= Net current asset value =

Financial metric

The net current asset value (NCAV) is a financial metric popularized by Benjamin Graham in his 1934 book Security Analysis. NCAV is calculated by subtracting a company's total liabilities from its current assets. Graham suggested a value investing strategy of buying a well-diversified portfolio of stocks that have a net current asset value greater than their market cap. This strategy is sometimes referred to as "cigar-butt" investing, because it tends to focus on struggling companies that are trading below their liquidation value.

== Methodology ==
A company's net current asset value (NCAV) can be calculated as:
 Net Current Asset Value (NCAV) = Total Current Assets - Total Liabilities

And a company's market cap is calculated as:
 Market Capitalization (MC) = Number of Shares Outstanding × Current Price per share

If NCAV > MC then the stock is considered undervalued.

== Historical returns ==

=== United States stock market returns ===

A 1986 study found that a Ben Graham-style NCAV investing strategy outperformed the benchmark from 1971 to 1983. The NCAV strategy produced a return of 33.7% compared to 12.1% for the benchmark.

A 2014 study found that the NCAV strategy produced an annualized geometric return of 24.7% from 2003 to 2010; the excess returns were unexplainable by either the capital asset pricing model or the Fama-French-Carhart model.

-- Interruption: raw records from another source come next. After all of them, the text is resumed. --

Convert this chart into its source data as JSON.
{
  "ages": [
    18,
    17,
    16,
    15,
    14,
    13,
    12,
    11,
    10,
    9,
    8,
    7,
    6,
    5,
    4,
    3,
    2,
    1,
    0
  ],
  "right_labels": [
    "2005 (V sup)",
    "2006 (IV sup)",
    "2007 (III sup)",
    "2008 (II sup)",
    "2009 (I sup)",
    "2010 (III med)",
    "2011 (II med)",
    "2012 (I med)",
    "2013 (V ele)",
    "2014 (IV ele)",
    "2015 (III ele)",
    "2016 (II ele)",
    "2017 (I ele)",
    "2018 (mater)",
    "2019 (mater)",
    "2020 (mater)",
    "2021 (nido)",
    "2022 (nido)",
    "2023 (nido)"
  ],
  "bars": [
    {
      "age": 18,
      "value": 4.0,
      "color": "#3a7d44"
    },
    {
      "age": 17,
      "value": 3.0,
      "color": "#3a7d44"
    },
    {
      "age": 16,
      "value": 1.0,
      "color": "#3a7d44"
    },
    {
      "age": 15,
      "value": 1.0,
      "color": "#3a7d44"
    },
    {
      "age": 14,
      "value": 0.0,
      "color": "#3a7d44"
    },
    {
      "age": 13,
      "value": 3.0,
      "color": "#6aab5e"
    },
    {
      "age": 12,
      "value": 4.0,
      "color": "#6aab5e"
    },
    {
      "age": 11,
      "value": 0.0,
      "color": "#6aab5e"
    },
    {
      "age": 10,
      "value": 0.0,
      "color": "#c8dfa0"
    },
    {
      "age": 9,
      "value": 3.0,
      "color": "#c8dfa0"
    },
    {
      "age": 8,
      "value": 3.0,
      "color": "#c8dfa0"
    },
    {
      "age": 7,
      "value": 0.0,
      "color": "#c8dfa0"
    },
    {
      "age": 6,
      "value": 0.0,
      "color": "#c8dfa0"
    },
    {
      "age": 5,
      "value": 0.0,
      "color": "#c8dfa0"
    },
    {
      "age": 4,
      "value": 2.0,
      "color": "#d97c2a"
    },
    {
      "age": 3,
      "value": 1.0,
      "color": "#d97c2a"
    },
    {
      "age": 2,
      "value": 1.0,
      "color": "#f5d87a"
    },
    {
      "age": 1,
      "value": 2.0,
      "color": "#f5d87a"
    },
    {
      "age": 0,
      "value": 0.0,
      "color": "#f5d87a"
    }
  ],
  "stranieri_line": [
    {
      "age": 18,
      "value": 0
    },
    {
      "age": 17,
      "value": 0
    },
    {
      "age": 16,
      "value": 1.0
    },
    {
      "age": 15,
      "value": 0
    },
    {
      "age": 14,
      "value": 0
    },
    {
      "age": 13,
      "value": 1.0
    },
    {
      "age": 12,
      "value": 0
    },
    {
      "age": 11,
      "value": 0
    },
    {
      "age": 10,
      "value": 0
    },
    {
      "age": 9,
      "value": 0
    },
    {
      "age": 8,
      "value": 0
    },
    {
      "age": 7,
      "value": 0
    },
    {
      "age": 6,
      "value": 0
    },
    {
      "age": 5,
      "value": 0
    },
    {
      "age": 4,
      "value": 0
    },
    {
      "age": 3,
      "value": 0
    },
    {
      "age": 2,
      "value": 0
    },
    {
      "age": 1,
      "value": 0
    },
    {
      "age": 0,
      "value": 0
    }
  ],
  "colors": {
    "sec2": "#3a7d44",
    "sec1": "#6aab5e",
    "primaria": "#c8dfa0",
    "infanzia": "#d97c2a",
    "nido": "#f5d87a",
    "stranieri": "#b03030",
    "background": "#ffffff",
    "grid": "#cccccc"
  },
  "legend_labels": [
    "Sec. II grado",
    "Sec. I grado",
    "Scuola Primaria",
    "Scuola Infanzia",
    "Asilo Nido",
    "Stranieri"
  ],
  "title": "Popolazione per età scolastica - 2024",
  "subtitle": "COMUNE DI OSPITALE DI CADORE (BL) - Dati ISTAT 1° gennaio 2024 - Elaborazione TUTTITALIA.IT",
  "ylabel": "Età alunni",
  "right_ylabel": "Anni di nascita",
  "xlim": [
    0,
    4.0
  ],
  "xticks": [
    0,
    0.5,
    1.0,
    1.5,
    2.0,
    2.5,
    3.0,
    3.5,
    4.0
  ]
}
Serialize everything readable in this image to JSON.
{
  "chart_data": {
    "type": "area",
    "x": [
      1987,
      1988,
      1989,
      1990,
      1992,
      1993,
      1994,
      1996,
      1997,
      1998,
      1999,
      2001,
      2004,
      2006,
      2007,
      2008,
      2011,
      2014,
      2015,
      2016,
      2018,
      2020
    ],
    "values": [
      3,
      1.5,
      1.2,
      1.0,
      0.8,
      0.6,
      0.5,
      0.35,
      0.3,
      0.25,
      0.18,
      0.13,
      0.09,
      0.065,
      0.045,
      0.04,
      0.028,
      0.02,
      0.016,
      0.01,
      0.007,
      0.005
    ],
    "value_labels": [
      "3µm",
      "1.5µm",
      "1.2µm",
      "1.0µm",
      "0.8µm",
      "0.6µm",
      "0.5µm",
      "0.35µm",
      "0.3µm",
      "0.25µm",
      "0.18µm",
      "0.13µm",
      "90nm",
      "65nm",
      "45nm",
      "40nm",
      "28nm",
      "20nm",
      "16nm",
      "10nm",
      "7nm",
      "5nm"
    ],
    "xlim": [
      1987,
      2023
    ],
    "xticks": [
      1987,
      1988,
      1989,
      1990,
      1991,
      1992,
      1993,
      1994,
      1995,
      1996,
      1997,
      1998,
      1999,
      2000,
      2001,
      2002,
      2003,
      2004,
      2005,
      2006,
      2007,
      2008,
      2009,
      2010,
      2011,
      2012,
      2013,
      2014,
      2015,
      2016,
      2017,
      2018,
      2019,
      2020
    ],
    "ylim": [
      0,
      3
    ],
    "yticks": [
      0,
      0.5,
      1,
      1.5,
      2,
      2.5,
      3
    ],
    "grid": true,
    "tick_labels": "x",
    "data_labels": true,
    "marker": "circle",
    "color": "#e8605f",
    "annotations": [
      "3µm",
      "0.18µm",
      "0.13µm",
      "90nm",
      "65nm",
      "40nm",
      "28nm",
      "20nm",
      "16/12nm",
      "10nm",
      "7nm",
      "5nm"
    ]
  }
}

=== International stock market returns ===

A 1993 study found that the NCAV strategy in Japanese stocks produced a return of 19.7% compared to 16.6% for the relevant benchmark from 1975 to 1988. A 2008 study found that the NCAV strategy on the London Stock Exchange produced a mean annualized return of 31.1% compared to 20.5% for the relevant benchmark between 1980 and 2005.